Depois desta historia toda, e se você não quiser esperar a missa do  galo terminar para poder se esbaldar na ceia, deixo uma receitinha pra você preparar e se deliciar



Bacalhau com lentilhas

4 pedaços de filés ou postas de bacalhau fresco sem pele, cerca de 140 gramas cada
1-2 pimentas-malaguetas vermelhas, sem sementes e bem picadas
2 colheres de (sopa) de azeite de oliva extra-virgem
2 alhos-porós de tamanho médio, picados
170 gramas de lentilhas, lavadas e escorridas
1 pitada de pimenta-cayena em pó
2 talos de aipo, picados
Fatias de limão para servir
750 ml de caldo de legumes
1 ramo de tomilho fresco
Sal e pimenta-do-reino
1 cebola, picada
1 folha de louro
Suco de 1 limão

Pré-aqueça o forno em fogo médio alto. Numa panela, aqueça 1 colher de sopa do azeite, acrescente a cebola, o aipo, o alho-poró e a pimenta-malagueta, e refogue em fogo brando por 2 minutos.
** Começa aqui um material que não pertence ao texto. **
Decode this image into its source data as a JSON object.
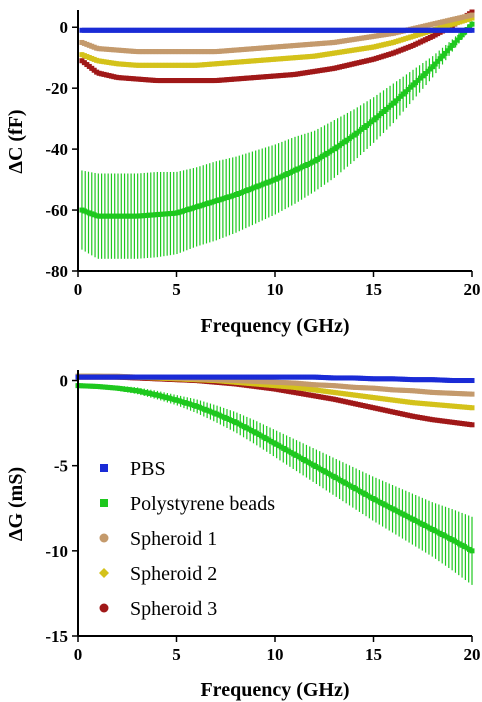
{
  "colors": {
    "PBS": "#1a2bd6",
    "Polystyrene beads": "#1ec81e",
    "Spheroid 1": "#c49a6c",
    "Spheroid 2": "#d4c21a",
    "Spheroid 3": "#a01818"
  },
  "chart_data": [
    {
      "type": "line",
      "xlabel": "Frequency (GHz)",
      "ylabel": "ΔC (fF)",
      "xlim": [
        0,
        20
      ],
      "ylim": [
        -80,
        5
      ],
      "x_ticks": [
        "0",
        "5",
        "10",
        "15",
        "20"
      ],
      "y_ticks": [
        "0",
        "-20",
        "-40",
        "-60",
        "-80"
      ],
      "x": [
        0.2,
        1,
        2,
        3,
        4,
        5,
        6,
        7,
        8,
        9,
        10,
        11,
        12,
        13,
        14,
        15,
        16,
        17,
        18,
        19,
        20
      ],
      "series": [
        {
          "name": "PBS",
          "values": [
            -1,
            -1,
            -1,
            -1,
            -1,
            -1,
            -1,
            -1,
            -1,
            -1,
            -1,
            -1,
            -1,
            -1,
            -1,
            -1,
            -1,
            -1,
            -1,
            -1,
            -1
          ],
          "error": [
            0.3,
            0.3,
            0.3,
            0.3,
            0.3,
            0.3,
            0.3,
            0.3,
            0.3,
            0.3,
            0.3,
            0.3,
            0.3,
            0.3,
            0.3,
            0.3,
            0.3,
            0.3,
            0.3,
            0.3,
            0.3
          ]
        },
        {
          "name": "Polystyrene beads",
          "values": [
            -60,
            -62,
            -62,
            -62,
            -61.5,
            -61,
            -59,
            -57,
            -55,
            -52.5,
            -50,
            -47,
            -44,
            -40,
            -35.5,
            -30.5,
            -25,
            -19,
            -13,
            -6,
            1
          ],
          "error": [
            13,
            14,
            14,
            14,
            14,
            13.5,
            13,
            13,
            12.5,
            12,
            11.5,
            11,
            10,
            9.5,
            8.5,
            7.5,
            6.5,
            5,
            3.5,
            2,
            1
          ]
        },
        {
          "name": "Spheroid 1",
          "values": [
            -5,
            -7,
            -7.5,
            -8,
            -8,
            -8,
            -8,
            -8,
            -7.5,
            -7,
            -6.5,
            -6,
            -5.5,
            -5,
            -4,
            -3,
            -2,
            -0.5,
            1,
            2.5,
            4
          ],
          "error": [
            0.8,
            0.8,
            0.8,
            0.8,
            0.8,
            0.8,
            0.8,
            0.8,
            0.8,
            0.8,
            0.8,
            0.8,
            0.8,
            0.8,
            0.8,
            0.8,
            0.8,
            0.8,
            0.8,
            0.8,
            0.8
          ]
        },
        {
          "name": "Spheroid 2",
          "values": [
            -9,
            -11,
            -12,
            -12.5,
            -12.5,
            -12.5,
            -12.5,
            -12,
            -11.5,
            -11,
            -10.5,
            -10,
            -9.5,
            -8.5,
            -7.5,
            -6.5,
            -5,
            -3,
            -1,
            1,
            3
          ],
          "error": [
            0.8,
            0.8,
            0.8,
            0.8,
            0.8,
            0.8,
            0.8,
            0.8,
            0.8,
            0.8,
            0.8,
            0.8,
            0.8,
            0.8,
            0.8,
            0.8,
            0.8,
            0.8,
            0.8,
            0.8,
            0.8
          ]
        },
        {
          "name": "Spheroid 3",
          "values": [
            -11,
            -15,
            -16.5,
            -17,
            -17.5,
            -17.5,
            -17.5,
            -17.5,
            -17,
            -16.5,
            -16,
            -15.5,
            -14.5,
            -13.5,
            -12,
            -10.5,
            -8.5,
            -6,
            -3,
            0.5,
            5
          ],
          "error": [
            0.8,
            0.8,
            0.8,
            0.8,
            0.8,
            0.8,
            0.8,
            0.8,
            0.8,
            0.8,
            0.8,
            0.8,
            0.8,
            0.8,
            0.8,
            0.8,
            0.8,
            0.8,
            0.8,
            0.8,
            0.8
          ]
        }
      ]
    },
    {
      "type": "line",
      "xlabel": "Frequency (GHz)",
      "ylabel": "ΔG (mS)",
      "xlim": [
        0,
        20
      ],
      "ylim": [
        -15,
        0.5
      ],
      "x_ticks": [
        "0",
        "5",
        "10",
        "15",
        "20"
      ],
      "y_ticks": [
        "0",
        "-5",
        "-10",
        "-15"
      ],
      "legend": "bottom-left",
      "x": [
        0,
        1,
        2,
        3,
        4,
        5,
        6,
        7,
        8,
        9,
        10,
        11,
        12,
        13,
        14,
        15,
        16,
        17,
        18,
        19,
        20
      ],
      "series": [
        {
          "name": "PBS",
          "values": [
            0.2,
            0.2,
            0.2,
            0.2,
            0.2,
            0.2,
            0.2,
            0.2,
            0.2,
            0.2,
            0.2,
            0.2,
            0.2,
            0.15,
            0.15,
            0.1,
            0.1,
            0.05,
            0.05,
            0,
            0
          ],
          "error": [
            0.05,
            0.05,
            0.05,
            0.05,
            0.05,
            0.05,
            0.05,
            0.05,
            0.05,
            0.05,
            0.05,
            0.05,
            0.05,
            0.05,
            0.05,
            0.05,
            0.05,
            0.05,
            0.05,
            0.05,
            0.05
          ]
        },
        {
          "name": "Polystyrene beads",
          "values": [
            -0.3,
            -0.35,
            -0.45,
            -0.6,
            -0.85,
            -1.15,
            -1.5,
            -1.95,
            -2.45,
            -3.05,
            -3.7,
            -4.35,
            -5,
            -5.65,
            -6.3,
            -6.95,
            -7.55,
            -8.15,
            -8.75,
            -9.35,
            -10
          ],
          "error": [
            0.05,
            0.1,
            0.15,
            0.2,
            0.25,
            0.3,
            0.4,
            0.5,
            0.6,
            0.7,
            0.8,
            0.9,
            1,
            1.1,
            1.2,
            1.3,
            1.4,
            1.5,
            1.6,
            1.8,
            2
          ]
        },
        {
          "name": "Spheroid 1",
          "values": [
            0.25,
            0.25,
            0.25,
            0.2,
            0.2,
            0.15,
            0.1,
            0.05,
            0,
            -0.05,
            -0.1,
            -0.15,
            -0.25,
            -0.3,
            -0.4,
            -0.45,
            -0.55,
            -0.6,
            -0.7,
            -0.75,
            -0.8
          ],
          "error": [
            0.1,
            0.1,
            0.1,
            0.1,
            0.1,
            0.1,
            0.1,
            0.1,
            0.1,
            0.1,
            0.1,
            0.1,
            0.1,
            0.1,
            0.1,
            0.1,
            0.1,
            0.1,
            0.1,
            0.1,
            0.1
          ]
        },
        {
          "name": "Spheroid 2",
          "values": [
            0.25,
            0.25,
            0.2,
            0.2,
            0.15,
            0.1,
            0.05,
            0,
            -0.1,
            -0.2,
            -0.3,
            -0.4,
            -0.55,
            -0.7,
            -0.85,
            -1,
            -1.15,
            -1.3,
            -1.4,
            -1.5,
            -1.6
          ],
          "error": [
            0.1,
            0.1,
            0.1,
            0.1,
            0.1,
            0.1,
            0.1,
            0.1,
            0.1,
            0.1,
            0.1,
            0.1,
            0.1,
            0.1,
            0.1,
            0.1,
            0.1,
            0.1,
            0.1,
            0.1,
            0.1
          ]
        },
        {
          "name": "Spheroid 3",
          "values": [
            0.2,
            0.2,
            0.2,
            0.15,
            0.1,
            0.05,
            0,
            -0.1,
            -0.2,
            -0.35,
            -0.5,
            -0.7,
            -0.9,
            -1.1,
            -1.35,
            -1.6,
            -1.85,
            -2.1,
            -2.3,
            -2.45,
            -2.6
          ],
          "error": [
            0.1,
            0.1,
            0.1,
            0.1,
            0.1,
            0.1,
            0.1,
            0.1,
            0.1,
            0.1,
            0.1,
            0.1,
            0.1,
            0.1,
            0.1,
            0.1,
            0.1,
            0.1,
            0.1,
            0.1,
            0.1
          ]
        }
      ]
    }
  ]
}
Adicione as lentilhas. Junte o caldo de legumes, o tomilho e o louro e deixe ferver. Baixe um pouco mais o fogo e deixe cozinhar por cerca de 20 minutos ou até as lentilhas ficarem macias. Se, no final desse tempo, elas não tiverem absorvido todo o caldo, escorra-as (você pode usar o excesso de caldo para preparar uma sopa). Enquanto as lentilhas cozinham, misture a colher de sopa restante de azeite, o suco de limão e a pimenta-cayena. Coloque o bacalhau numa assadeira, tempere com sal e pimenta-do-reino e pincele com a mistura de azeite. Asse por 6 a 7 minutos ou até o peixe se desfazer com facilidade. Não há necessidade de virar o peixe. Disponha as lentilhas numa travessa aquecida e arrume por cima os pedaços de bacalhau. Sirva bem quente, com fatias de limão.